RWUToUnicodeConverter::Escape Replaces any illegal sequences with an Xhh escaped hexadecimal representation of the bytes that comprise the illegal sequence; for example, X09XA0.
The function RWUFromUnicodeConverter::setErrorResponse() provides a similar set of error-handling tactics, but supports a wider variety of escaping options to facilitate working with different target encodings:
RWUFromUnicodeConverter::Stop Stops the conversion process on error, and throws an
RWUException.
RWUFromUnicodeConverter::Skip Silently skips over any illegal sequences, without writing to the target buffer.
RWUFromUnicodeConverter::Substitute Substitutes illegal sequences with the current substitution sequence.
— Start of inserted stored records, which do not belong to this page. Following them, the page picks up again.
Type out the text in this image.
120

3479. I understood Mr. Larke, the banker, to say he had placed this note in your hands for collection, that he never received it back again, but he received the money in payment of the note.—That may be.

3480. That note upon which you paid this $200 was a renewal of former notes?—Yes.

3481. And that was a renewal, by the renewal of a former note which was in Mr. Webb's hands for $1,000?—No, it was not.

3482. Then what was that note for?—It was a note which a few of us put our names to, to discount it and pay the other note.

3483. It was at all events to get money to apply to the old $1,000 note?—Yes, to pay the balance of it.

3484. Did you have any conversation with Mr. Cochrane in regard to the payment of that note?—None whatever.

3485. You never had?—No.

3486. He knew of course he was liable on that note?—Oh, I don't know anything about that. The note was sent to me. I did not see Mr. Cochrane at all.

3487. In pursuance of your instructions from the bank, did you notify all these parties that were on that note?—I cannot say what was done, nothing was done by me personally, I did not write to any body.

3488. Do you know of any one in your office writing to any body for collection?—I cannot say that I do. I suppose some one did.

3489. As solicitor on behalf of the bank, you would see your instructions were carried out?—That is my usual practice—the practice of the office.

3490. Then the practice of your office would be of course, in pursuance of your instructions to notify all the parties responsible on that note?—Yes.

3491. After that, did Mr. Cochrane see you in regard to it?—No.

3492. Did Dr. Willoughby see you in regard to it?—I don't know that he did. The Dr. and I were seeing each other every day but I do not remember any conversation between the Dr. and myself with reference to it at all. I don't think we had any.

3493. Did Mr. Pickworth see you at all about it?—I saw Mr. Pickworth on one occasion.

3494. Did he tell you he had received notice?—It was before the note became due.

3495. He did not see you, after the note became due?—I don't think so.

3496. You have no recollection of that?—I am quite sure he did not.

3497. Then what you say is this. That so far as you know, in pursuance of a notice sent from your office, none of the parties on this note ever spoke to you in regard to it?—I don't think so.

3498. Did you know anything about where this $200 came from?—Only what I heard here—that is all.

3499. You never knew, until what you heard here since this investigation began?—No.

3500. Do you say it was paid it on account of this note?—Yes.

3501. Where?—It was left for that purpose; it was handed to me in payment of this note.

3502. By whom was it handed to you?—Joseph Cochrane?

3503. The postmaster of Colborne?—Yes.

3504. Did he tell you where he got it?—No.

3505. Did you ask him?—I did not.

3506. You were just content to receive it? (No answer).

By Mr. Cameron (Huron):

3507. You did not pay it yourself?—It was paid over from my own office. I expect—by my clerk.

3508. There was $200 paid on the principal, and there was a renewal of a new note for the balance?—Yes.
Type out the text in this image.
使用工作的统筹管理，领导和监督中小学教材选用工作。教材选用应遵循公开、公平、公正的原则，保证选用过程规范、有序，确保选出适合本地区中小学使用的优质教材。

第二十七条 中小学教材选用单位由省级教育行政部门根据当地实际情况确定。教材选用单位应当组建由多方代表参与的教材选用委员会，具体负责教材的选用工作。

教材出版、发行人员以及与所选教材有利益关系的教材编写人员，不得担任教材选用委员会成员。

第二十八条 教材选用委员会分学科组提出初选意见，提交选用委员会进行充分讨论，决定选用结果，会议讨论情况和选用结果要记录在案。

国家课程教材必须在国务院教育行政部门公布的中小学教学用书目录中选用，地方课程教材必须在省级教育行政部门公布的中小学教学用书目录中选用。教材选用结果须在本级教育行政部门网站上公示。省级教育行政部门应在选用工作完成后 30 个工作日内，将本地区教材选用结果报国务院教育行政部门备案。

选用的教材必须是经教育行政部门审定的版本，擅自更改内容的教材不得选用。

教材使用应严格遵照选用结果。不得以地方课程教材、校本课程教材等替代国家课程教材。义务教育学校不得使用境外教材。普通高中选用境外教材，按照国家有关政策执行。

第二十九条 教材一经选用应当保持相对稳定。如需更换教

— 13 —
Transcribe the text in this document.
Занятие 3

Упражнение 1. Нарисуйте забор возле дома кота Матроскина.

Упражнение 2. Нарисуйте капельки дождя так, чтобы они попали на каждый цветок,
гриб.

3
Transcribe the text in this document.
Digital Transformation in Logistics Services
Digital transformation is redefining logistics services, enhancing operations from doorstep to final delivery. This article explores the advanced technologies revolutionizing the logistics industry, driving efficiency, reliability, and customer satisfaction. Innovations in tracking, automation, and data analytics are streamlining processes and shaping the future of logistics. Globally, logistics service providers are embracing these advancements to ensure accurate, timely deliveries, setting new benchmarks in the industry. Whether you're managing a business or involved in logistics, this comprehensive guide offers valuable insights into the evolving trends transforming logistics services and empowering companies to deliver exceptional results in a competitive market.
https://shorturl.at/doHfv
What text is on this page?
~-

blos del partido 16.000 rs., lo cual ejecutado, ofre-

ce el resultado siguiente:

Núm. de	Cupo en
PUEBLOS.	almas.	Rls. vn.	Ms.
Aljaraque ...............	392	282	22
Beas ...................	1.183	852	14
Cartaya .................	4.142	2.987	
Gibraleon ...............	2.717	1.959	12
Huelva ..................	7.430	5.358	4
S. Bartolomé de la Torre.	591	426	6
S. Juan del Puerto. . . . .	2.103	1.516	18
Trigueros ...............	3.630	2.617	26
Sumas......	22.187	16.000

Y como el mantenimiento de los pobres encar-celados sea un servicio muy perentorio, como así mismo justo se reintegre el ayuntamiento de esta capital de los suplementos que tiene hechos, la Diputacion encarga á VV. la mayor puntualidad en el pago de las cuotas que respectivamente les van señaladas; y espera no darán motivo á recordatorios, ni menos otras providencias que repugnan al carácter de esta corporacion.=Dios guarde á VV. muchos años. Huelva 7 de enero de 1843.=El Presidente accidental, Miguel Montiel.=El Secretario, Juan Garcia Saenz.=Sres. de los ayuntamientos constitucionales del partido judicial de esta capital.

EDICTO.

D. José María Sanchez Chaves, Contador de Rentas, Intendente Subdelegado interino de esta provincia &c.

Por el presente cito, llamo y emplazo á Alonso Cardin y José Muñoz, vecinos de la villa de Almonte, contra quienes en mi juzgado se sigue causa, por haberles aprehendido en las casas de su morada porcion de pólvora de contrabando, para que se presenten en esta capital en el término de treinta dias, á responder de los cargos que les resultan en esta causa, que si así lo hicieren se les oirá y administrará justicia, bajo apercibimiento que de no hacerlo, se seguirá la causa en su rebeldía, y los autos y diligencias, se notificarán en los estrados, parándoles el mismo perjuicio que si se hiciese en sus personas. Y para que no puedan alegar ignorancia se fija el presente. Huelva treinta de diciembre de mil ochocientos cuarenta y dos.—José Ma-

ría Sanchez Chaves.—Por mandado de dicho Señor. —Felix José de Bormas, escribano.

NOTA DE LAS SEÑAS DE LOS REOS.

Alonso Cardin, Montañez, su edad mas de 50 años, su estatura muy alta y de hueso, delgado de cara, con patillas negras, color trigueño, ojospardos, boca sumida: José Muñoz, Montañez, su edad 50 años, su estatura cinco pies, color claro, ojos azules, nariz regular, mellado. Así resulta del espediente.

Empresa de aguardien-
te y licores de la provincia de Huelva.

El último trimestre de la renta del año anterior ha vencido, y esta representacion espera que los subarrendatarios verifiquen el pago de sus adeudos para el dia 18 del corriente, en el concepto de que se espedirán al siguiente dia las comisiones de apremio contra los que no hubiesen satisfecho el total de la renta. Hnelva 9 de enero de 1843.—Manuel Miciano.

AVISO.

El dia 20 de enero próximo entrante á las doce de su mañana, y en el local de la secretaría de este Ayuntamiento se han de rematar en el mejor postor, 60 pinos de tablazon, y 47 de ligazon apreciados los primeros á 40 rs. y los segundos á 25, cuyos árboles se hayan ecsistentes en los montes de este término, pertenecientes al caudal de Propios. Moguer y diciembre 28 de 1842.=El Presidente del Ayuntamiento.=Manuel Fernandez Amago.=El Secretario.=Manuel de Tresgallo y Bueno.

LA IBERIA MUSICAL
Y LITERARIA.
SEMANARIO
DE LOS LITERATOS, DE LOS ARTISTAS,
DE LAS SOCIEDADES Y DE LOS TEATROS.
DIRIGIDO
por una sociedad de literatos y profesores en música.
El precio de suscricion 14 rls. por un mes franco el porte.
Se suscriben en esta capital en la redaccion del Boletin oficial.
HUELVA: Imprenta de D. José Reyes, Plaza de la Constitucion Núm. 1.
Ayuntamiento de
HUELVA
The default substitution sequence depends on the target encoding. For ASCII-based encodings, the default substitution sequence is 0x1A. The setSubstitutionSequence() method allows you to specify the substitution sequence.
RWUFromUnicodeConverter::EscapeNativeHexadecimal Replaces illegal sequences with a %UX escaped hexadecimal representation of the code units that comprise the illegal sequence; for example, %UFFFE%U00AC. Note that a code point represented by a surrogate pair is escaped as two hexadecimal values; for example, %UD84D%UDC56. If the target encoding does not support the characters {U,%}[A-F][0-9], an illegal sequence is replaced by the substitution sequence.
RWUFromUnicodeConverter::EscapeJavaHexadecimal Replaces illegal sequences with a \uX escaped hexadecimal representation of the code units that comprise the illegal sequence; for example, \uFFFE\u00AC. Note that a code point represented by a surrogate pair is escaped as two hexadecimal values; for example, \uD84D\uDC56. If the target encoding does not support the characters {u,\}[A-F][0-9], an illegal sequence is replaced by the substitution sequence.
RWUFromUnicodeConverter::EscapeCHexadecimal Replaces illegal sequences with a \uX escaped hexadecimal representation of the code units that comprise the illegal sequence; for example, \uFFFE\u00AC. Note that a code point represented by a surrogate pair is escaped as a single hexadecimal value; for example, \u00023456. If the target encoding does not support the characters {u,\}[A-F][0-9], an illegal sequence is replaced by the substitution sequence.
RWUFromUnicodeConverter::EscapeXmlDecimal Replaces illegal sequences with a &#DDDD; escaped decimal representation of the code units that comprise the illegal sequence; for example, ¬. Note that a code point represented by a surrogate pair is escaped as a single decimal value without zero padding; for example, 𣑖. If the target encoding does not support the characters {&,#,;}[0-9], an illegal sequence is replaced by the substitution sequence.
RWUFromUnicodeConverter::EscapeXmlHexadecimal Replaces illegal sequences with a &#XXXX; escaped hexadecimal representation of the code units that comprise the illegal sequence; for example, ¬. Note that a code point represented by surrogate pair is escaped as a single hexadecimal value without zero padding; for example, 𒍅. If the target encoding does not support the characters {&,#,x,;}[0-9], an illegal sequence is replaced by the substitution sequence.